You must, wherever possible, avoid providing medical care to yourself or anyone with whom you have a close personal relationship. You must follow our more detailed guidance on Good practice in prescribing and managing medicines and devices.
Cooperating with legal and regulatory requirements
To maintain patient safety, you must cooperate with formal inquiries, patient safety investigations, and complaints procedures. You must provide all relevant information and be open and honest.
You must tell us without delay if, anywhere in the world:
- you have accepted a caution (or equivalent) from a prosecuting authority
- you have been charged with a criminal offence in person or by post
- you have been found guilty of a criminal offence
- you have been criticised by an official inquiry8
- another professional body has made a finding against your registration as a result of fitness to practise process.
See our guidance on Reporting criminal and regulatory proceedings for more detailed information.
By ‘official inquiry’ we mean a public or formal inquiry or a tribunal in the public domain. These are publicly funded, investigate matters in the public interest and publish their findings. See our more detailed guidance on Reporting criminal and regulatory proceedings for more information.

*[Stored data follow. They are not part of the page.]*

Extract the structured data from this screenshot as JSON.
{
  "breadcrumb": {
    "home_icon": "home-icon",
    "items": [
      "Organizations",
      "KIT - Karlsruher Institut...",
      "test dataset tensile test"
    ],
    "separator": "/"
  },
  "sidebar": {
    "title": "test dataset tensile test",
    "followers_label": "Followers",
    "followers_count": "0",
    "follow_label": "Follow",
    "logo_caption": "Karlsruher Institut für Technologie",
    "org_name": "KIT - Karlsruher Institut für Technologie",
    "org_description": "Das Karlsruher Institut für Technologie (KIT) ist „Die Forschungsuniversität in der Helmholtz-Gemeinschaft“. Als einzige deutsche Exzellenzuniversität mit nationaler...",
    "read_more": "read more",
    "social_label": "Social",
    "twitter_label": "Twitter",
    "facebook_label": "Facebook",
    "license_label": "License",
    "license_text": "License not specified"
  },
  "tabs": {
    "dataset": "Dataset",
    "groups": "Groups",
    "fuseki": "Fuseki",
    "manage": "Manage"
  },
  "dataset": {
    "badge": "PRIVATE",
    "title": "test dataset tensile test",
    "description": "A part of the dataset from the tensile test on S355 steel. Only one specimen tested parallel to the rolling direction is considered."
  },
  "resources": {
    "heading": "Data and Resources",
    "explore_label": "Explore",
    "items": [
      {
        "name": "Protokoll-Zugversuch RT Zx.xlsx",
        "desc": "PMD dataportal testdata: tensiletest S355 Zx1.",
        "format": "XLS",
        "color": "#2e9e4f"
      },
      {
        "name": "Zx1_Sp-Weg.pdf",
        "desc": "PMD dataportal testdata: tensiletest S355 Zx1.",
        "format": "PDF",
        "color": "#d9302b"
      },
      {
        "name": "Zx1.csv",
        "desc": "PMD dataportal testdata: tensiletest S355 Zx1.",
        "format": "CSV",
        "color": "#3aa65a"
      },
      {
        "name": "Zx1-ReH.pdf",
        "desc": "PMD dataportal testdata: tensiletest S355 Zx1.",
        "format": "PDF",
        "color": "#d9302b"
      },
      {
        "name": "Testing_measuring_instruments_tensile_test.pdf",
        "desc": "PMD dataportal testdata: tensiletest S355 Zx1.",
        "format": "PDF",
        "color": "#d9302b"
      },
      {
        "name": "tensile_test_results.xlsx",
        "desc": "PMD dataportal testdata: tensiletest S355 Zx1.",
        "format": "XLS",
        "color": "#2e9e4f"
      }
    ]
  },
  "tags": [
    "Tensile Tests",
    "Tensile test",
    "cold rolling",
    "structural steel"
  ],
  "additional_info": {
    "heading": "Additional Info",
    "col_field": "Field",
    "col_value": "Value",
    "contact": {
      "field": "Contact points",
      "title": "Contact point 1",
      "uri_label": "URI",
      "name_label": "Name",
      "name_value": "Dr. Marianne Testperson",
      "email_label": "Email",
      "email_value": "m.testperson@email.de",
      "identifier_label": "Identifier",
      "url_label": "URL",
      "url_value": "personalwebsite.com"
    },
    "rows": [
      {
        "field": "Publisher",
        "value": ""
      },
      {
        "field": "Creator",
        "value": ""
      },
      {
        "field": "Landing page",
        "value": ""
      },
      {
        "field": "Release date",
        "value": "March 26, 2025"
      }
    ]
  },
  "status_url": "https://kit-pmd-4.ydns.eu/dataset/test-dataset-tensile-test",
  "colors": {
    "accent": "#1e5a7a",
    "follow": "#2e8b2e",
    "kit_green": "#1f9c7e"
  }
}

If you are suspended by an organisation from a healthcare role or post requiring professional registration, or have restrictions placed on your practice, you must, without delay, inform any organisations for which you carry out medical work, and any patients you see independently of these organisations.
You must make sure that you have appropriate and adequate insurance or indemnity that covers the full scope of your practice. You should keep your level of cover under regular review.